Antimicrobial efficacy of gaseous chlorine dioxide against Salmonella enterica Typhimurium on grape tomato (Lycopersicon esculentum)

The aim of this study was to investigate the effects of gas level and treatment condition on antimicrobial efficacy of ClO₂ gas against Salmonella enterica Typhimurium on grape tomato (Lycopersicon esculentum). Grape tomatoes were dip‐inoculated with inoculum of S. enterica Typhimurium TISTR 292 (ATCC 13311) (9.79 ± 0.39 log CFU mL^?1) and allowed to dry before treatments. The pre‐inoculated samples were exposed to 0.15–0.85 mg of ClO₂ gas, for up to 58 min.

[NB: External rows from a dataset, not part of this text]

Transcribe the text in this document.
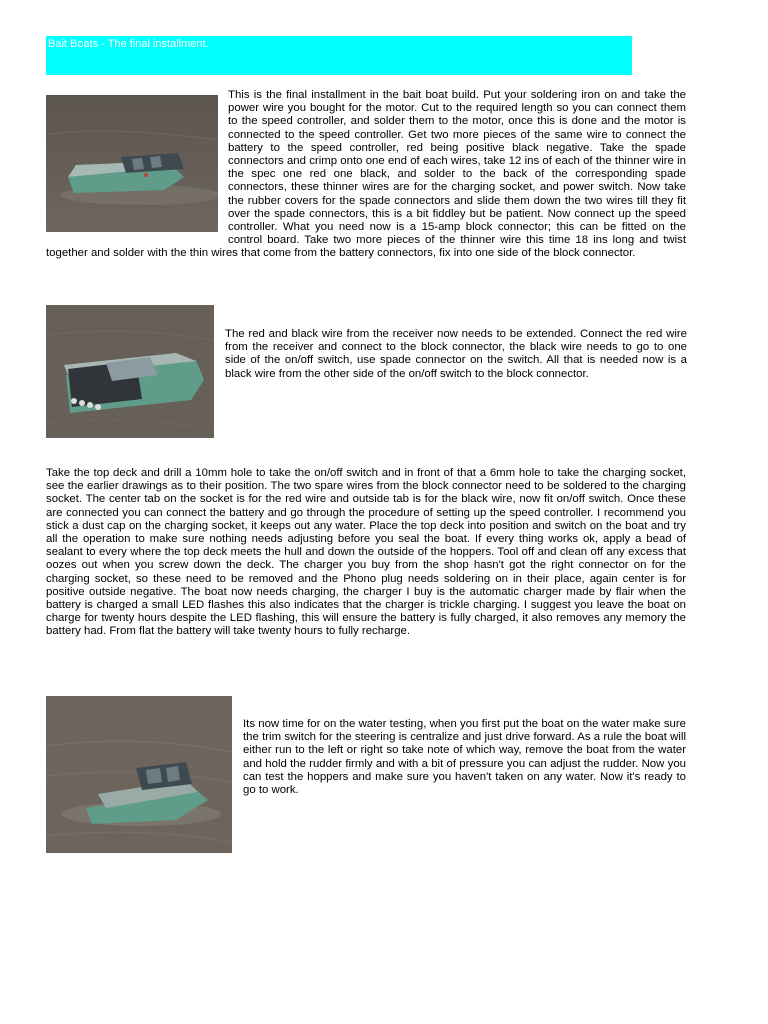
Bait Boats - The final installment.

This is the final installment in the bait boat build. Put your soldering iron on and take the power wire you bought for the motor. Cut to the required length so you can connect them to the speed controller, and solder them to the motor, once this is done and the motor is connected to the speed controller. Get two more pieces of the same wire to connect the battery to the speed controller, red being positive black negative. Take the spade connectors and crimp onto one end of each wires, take 12 ins of each of the thinner wire in the spec one red one black, and solder to the back of the corresponding spade connectors, these thinner wires are for the charging socket, and power switch. Now take the rubber covers for the spade connectors and slide them down the two wires till they fit over the spade connectors, this is a bit fiddley but be patient. Now connect up the speed controller. What you need now is a 15-amp block connector; this can be fitted on the control board. Take two more pieces of the thinner wire this time 18 ins long and twist together and solder with the thin wires that come from the battery connectors, fix into one side of the block connector.

The red and black wire from the receiver now needs to be extended. Connect the red wire from the receiver and connect to the block connector, the black wire needs to go to one side of the on/off switch, use spade connector on the switch. All that is needed now is a black wire from the other side of the on/off switch to the block connector.

Take the top deck and drill a 10mm hole to take the on/off switch and in front of that a 6mm hole to take the charging socket, see the earlier drawings as to their position. The two spare wires from the block connector need to be soldered to the charging socket. The center tab on the socket is for the red wire and outside tab is for the black wire, now fit on/off switch. Once these are connected you can connect the battery and go through the procedure of setting up the speed controller. I recommend you stick a dust cap on the charging socket, it keeps out any water. Place the top deck into position and switch on the boat and try all the operation to make sure nothing needs adjusting before you seal the boat. If every thing works ok, apply a bead of sealant to every where the top deck meets the hull and down the outside of the hoppers. Tool off and clean off any excess that oozes out when you screw down the deck. The charger you buy from the shop hasn't got the right connector on for the charging socket, so these need to be removed and the Phono plug needs soldering on in their place, again center is for positive outside negative. The boat now needs charging, the charger I buy is the automatic charger made by flair when the battery is charged a small LED flashes this also indicates that the charger is trickle charging. I suggest you leave the boat on charge for twenty hours despite the LED flashing, this will ensure the battery is fully charged, it also removes any memory the battery had. From flat the battery will take twenty hours to fully recharge.

Its now time for on the water testing, when you first put the boat on the water make sure the trim switch for the steering is centralize and just drive forward. As a rule the boat will either run to the left or right so take note of which way, remove the boat from the water and hold the rudder firmly and with a bit of pressure you can adjust the rudder. Now you can test the hoppers and make sure you haven't taken on any water. Now it's ready to go to work.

The treatments at 4 and 25 °C resulted in population reductions of S. enterica Typhimurium of up to 3.95 ± 0.22 and 7.37 ± 0.39 log CFU per fruit, respectively. The population reduction results were used to construct statistical models to predict efficacy of ClO₂ gas. The second‐order equations for treatments at 4 and 25 °C had R² of 0.87 and 0.95, respectively, and indicated that efficacy of ClO₂ gas was significantly influenced by ClO₂ gas level, exposure time and treatment temperature.